3.4 Pneumatische installatie (alleen aanwezig in geval van
optionele systemen)
De lijst PNEUMATISCHE onderdelen van de machine en het pneumatische schema zijn
bij deze handleiding gevoegd (Deel SPARE PART LIST).
Het is belangrijk dat de perslucht die nodig is voor de werking van de pneumatische
onderdelen gezuiverd is. De aanwezigheid van onzuiverheden in de lucht, afkomstig van de
compressor, en condensvocht, bevorderen namelijk de slijtage van de pakkingen en de
verplaatsingsoppervlakken en compromitteren de werking en de levensduur van de
pneumatische onderdelen.
Voor de afstelling van de luchtdruk in de pneumatische installatie, is de machine uitgerust met
een speciale module voorzien van een vergrendelbare afsluiter, van een drukregelaar, van een
filter en een manometer.
1
Vergrendelbare afsluiter
2
Drukregelaar
3
Voeding Ø10
4
Manometer
5
Filter
Hieronder worden de gegevens voor de pneumatische installatie vermeld:
- Werkdruk : 6 bar
- Max. graad van onzuiverheid : 40 µm (vaste deeltjes) , 0,5 PPM (vloeibare deeltjes)
Raadpleeg voor het luchtverbruik dat wat is aangegeven voor de aangeschafte optionele kit.
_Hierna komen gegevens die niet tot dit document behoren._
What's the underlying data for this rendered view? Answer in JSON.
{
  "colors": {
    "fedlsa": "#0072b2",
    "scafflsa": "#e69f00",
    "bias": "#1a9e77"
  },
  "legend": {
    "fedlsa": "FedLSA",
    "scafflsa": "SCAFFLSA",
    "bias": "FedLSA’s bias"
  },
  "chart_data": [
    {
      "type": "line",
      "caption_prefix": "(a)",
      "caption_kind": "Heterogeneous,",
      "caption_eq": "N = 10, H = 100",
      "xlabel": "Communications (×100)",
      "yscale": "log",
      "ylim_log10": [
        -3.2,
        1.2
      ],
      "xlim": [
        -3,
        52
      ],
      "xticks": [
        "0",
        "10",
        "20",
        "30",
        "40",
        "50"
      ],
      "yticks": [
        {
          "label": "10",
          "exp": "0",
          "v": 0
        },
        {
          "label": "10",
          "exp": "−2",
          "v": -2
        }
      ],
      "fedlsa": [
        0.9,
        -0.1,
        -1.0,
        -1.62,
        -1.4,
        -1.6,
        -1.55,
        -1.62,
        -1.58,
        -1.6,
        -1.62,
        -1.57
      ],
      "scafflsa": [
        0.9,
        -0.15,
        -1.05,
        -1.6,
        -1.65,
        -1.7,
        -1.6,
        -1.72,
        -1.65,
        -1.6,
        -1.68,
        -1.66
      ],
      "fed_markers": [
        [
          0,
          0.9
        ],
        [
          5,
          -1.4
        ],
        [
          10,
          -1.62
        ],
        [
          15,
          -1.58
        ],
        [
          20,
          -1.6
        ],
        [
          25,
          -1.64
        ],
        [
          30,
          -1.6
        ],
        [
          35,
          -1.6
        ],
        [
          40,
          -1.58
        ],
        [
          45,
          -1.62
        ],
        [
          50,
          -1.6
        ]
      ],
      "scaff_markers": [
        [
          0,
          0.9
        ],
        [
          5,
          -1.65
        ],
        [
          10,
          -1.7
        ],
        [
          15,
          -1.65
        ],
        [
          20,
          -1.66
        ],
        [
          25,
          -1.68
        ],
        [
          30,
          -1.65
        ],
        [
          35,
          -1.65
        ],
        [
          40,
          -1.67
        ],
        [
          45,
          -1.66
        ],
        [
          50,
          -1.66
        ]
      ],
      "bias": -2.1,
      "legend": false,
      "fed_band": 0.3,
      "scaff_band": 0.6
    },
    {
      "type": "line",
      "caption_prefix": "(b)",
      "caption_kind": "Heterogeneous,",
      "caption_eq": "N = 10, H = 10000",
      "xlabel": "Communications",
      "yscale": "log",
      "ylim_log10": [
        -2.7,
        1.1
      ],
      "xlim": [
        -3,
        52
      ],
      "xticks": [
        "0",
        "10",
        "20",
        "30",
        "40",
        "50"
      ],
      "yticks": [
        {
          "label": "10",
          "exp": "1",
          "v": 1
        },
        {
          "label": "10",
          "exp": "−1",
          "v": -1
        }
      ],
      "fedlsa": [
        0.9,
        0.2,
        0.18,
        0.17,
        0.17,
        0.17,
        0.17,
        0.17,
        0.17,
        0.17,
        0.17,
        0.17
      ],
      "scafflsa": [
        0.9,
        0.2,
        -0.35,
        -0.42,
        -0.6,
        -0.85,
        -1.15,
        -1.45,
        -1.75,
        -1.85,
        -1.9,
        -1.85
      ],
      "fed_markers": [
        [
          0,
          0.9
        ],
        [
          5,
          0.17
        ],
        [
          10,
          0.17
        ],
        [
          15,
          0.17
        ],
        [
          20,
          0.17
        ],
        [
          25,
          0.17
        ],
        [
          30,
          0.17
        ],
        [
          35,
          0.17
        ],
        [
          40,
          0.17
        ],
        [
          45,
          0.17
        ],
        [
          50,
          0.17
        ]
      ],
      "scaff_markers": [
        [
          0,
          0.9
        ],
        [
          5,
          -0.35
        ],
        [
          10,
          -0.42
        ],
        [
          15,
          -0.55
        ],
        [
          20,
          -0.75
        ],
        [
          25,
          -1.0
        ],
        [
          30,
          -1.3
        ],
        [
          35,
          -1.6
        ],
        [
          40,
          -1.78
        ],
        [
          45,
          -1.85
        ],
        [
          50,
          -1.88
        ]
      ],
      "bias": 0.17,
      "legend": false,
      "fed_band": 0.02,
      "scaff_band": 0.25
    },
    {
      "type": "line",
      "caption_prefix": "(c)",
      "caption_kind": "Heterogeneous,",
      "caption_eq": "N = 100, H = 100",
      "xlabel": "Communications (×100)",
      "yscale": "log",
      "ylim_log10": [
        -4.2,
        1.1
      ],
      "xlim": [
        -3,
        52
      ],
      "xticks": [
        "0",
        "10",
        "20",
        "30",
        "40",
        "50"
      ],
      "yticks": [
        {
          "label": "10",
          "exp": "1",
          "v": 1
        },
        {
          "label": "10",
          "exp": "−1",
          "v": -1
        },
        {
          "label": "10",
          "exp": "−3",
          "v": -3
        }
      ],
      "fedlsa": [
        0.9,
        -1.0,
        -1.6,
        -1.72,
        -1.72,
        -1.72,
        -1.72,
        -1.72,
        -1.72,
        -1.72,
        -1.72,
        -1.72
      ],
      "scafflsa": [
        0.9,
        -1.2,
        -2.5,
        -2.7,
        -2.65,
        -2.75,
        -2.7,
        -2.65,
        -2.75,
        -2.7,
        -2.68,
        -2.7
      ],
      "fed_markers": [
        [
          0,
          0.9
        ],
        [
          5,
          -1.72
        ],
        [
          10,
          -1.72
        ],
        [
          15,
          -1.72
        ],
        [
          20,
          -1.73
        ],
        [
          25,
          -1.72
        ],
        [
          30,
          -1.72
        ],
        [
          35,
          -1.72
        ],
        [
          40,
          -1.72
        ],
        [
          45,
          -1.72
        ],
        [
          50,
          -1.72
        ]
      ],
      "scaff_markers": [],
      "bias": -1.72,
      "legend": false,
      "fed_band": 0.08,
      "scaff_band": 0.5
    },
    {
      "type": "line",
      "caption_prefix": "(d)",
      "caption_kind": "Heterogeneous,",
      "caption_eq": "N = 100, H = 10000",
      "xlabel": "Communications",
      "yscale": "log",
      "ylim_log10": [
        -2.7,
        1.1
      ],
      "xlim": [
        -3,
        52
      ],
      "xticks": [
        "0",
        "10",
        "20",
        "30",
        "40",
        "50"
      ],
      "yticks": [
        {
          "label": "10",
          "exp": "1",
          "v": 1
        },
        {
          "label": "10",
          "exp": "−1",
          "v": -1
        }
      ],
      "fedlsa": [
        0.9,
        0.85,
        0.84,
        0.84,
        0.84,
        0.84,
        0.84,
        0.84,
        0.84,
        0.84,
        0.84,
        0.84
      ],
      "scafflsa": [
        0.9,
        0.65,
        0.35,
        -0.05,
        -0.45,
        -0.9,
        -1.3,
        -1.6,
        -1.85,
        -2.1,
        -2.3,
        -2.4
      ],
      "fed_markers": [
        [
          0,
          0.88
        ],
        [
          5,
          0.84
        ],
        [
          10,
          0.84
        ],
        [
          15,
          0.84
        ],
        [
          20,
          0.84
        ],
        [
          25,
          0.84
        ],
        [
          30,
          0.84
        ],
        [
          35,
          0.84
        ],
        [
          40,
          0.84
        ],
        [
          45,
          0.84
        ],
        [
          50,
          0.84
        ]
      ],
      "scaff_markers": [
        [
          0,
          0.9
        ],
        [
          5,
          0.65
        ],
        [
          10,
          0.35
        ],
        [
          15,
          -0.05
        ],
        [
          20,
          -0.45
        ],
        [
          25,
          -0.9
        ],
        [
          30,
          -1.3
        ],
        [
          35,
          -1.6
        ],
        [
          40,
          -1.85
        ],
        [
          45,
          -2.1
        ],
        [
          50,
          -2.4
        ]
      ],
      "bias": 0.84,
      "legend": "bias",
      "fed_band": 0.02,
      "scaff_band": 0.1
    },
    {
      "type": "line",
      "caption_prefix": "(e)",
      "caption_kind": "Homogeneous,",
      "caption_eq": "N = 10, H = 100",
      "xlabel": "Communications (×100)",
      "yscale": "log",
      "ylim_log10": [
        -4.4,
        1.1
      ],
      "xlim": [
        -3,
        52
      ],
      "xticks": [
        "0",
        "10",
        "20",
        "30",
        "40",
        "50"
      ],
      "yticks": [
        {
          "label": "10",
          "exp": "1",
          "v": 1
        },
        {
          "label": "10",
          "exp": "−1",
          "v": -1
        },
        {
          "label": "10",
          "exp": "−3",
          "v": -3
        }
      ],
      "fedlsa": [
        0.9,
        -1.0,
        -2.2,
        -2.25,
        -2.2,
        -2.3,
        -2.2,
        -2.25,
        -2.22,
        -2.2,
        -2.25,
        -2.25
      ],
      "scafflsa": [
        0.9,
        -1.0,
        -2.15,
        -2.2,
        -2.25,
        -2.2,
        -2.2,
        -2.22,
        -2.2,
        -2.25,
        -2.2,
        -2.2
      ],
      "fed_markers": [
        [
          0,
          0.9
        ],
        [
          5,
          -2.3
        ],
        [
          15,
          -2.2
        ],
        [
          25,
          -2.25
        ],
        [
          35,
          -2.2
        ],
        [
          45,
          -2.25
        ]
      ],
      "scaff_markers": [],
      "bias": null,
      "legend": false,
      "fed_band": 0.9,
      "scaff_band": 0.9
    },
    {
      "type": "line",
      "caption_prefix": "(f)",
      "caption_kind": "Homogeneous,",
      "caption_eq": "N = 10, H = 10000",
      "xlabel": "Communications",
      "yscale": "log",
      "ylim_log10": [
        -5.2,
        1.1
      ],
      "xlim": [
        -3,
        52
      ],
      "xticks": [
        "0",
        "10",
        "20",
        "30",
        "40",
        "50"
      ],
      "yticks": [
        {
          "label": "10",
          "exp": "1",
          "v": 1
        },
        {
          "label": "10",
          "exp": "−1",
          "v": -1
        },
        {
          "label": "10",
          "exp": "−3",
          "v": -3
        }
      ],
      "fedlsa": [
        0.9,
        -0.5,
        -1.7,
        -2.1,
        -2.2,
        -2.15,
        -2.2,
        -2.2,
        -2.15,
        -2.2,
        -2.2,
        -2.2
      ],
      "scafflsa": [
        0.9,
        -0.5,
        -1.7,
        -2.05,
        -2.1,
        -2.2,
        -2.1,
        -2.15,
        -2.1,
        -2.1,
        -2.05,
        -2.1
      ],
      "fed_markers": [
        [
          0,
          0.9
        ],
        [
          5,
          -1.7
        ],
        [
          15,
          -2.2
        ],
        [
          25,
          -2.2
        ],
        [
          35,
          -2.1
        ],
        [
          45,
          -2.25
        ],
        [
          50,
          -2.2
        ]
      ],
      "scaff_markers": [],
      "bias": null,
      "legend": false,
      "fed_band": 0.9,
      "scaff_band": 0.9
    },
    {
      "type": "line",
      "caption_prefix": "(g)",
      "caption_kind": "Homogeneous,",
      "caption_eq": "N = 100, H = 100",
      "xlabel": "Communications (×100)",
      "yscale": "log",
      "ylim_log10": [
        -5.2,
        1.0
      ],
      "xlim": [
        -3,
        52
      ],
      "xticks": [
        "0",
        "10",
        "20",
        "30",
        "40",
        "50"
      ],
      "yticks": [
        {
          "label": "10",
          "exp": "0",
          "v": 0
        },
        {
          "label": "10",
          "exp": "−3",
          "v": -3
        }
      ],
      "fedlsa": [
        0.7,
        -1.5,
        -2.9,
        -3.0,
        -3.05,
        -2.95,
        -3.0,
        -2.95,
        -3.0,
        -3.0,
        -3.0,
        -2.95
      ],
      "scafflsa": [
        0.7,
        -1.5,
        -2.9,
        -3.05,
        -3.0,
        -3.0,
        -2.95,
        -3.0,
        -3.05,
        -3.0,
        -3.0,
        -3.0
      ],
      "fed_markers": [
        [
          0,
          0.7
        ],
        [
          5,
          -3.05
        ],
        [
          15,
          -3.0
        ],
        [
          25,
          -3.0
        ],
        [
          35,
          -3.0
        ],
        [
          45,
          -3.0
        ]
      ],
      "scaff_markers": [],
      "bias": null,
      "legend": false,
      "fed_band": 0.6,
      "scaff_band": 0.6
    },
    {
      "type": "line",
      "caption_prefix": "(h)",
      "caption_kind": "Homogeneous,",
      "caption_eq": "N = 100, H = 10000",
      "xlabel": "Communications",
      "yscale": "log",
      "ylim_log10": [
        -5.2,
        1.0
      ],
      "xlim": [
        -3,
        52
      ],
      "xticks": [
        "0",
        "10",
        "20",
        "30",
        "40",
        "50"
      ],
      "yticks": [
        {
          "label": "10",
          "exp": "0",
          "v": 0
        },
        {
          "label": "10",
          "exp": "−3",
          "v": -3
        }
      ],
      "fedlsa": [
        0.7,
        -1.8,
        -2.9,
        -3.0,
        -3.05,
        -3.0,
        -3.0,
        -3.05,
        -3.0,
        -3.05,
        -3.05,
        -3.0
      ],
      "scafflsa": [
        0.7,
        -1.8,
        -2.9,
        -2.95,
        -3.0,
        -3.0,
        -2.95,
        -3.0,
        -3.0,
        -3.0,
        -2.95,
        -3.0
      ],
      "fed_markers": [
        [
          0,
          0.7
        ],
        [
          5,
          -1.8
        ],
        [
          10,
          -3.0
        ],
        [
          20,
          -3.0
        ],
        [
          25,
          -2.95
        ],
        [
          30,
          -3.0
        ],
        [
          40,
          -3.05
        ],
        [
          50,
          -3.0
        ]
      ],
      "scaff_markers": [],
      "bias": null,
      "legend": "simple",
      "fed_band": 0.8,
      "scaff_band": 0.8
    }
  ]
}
Afstelling van de pneumatische installatie
Om de lucht in de pneumatische installatie af te laten, moet men de afsluiter (1) bedienen en
vervolgens aan de knop van de regelaar (2) draaien, controleer daarbij het bereikte drukniveau
op de manometer (4). Op de machine is ook een drukregelaar geïnstalleerd, die zich in het
elektrische schakelbord van de machine bevindt. Wanneer er geen lucht in de installatie is,
voorziet deze drukregelaar via het bedieningspaneel om het vastgestelde probleem te
signaleren. Bij de levering is de machine afgesteld om op te treden wanneer de druk onder de
drempel van 4 bar daalt (raadpleeg de gebruikshandleiding van de drukregelaar om de
afstelling eventueel te wijzigen). Om aan te sluiten, moet men de luchtbron aanbrengen op de
toevoerkoppeling (3) met een buis van Ø10 mm.